Experts say Norway has a complicated relationship with the environment. The Ipsos survey found that Norwegians value their image of their country as nature-oriented and sustainable—57% of the respondents agreed that being environmentally friendly is an important part of being Norwegian. A leader in green energy, 98% of electricity production in the country comes from renewable energy sources.

Yet, while Norway produces close to zero emissions from power production, it is responsible for high emissions from oil and gas extraction in the North Sea. Of course, those fossil fuels also produce enormous emissions when they are used by other countries—Norway is the third largest exporter of natural gases in the world, behind Russia and Qatar. The Ipsos survey describes Norwegians’ simultaneous support for the fossil fuel and renewable energy industries as “cognitive dissonance.”

In Norway’s case, it could be the smaller, more radical parties that may influence the new government’s climate strategy.

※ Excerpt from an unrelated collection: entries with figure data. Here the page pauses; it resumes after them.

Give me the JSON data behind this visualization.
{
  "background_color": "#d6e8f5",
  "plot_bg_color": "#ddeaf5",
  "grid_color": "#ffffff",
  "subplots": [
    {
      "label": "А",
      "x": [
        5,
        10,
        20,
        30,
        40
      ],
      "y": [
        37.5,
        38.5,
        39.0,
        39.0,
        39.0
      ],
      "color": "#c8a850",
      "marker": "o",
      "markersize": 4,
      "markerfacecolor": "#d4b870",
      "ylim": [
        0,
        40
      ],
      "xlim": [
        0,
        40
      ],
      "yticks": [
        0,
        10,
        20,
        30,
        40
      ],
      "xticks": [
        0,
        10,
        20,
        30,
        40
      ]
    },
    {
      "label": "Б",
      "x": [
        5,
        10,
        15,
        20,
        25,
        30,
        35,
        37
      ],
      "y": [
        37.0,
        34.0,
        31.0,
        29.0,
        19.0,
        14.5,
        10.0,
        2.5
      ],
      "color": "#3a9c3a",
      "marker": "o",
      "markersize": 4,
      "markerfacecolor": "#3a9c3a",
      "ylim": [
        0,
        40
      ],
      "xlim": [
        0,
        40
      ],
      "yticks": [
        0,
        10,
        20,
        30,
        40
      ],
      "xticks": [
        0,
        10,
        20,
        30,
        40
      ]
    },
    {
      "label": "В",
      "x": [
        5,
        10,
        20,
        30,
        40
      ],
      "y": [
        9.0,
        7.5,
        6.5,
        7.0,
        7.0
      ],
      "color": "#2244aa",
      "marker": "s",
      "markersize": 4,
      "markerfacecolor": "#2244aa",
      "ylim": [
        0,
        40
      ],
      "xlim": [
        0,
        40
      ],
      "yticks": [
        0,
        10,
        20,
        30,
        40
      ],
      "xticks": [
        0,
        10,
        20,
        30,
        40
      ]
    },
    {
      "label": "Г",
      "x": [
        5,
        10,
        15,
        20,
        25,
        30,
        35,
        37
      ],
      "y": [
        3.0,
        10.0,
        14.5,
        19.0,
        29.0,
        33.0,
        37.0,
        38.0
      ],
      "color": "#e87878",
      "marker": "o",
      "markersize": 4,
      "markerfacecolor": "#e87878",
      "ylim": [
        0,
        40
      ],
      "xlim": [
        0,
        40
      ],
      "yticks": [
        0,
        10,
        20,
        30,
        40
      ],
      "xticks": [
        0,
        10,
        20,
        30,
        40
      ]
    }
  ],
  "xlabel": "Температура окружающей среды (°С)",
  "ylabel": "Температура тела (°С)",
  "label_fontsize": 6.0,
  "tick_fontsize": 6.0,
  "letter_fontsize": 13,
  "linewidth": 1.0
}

The communist Red party with eight seats, up from one, and the Greens with three, could offer major support to the Labor party in an extended coalition government.

“They’ll be breathing down the Socialist Left Party’s neck and pushing them hard [on climate],” Farstad said.

The campaign group Greenpeace Norway is hopeful the election will yield positive results for the country’s climate change policy. “Of course, we would have hoped for an even greener parliament,” Frode Pleym, head of Greenpeace Norway, told TIME. “The Labor Party and the center party by and large want to continue business as usual, so it depends how powerful the Socialist Left pocket in the coalition will become.”

A 2020 U.N. Human Rights Council report on Norway said there was no room for further oil exploration and called for a complete overhaul of the emission-producing fossil fuel industry.

“The stage is now set for Norway to take further steps to cut emissions, these steps have so far been too small, too few and consistently too late,” Pleym said. “As a major oil producing nation, Norway has a great responsibility to the world.”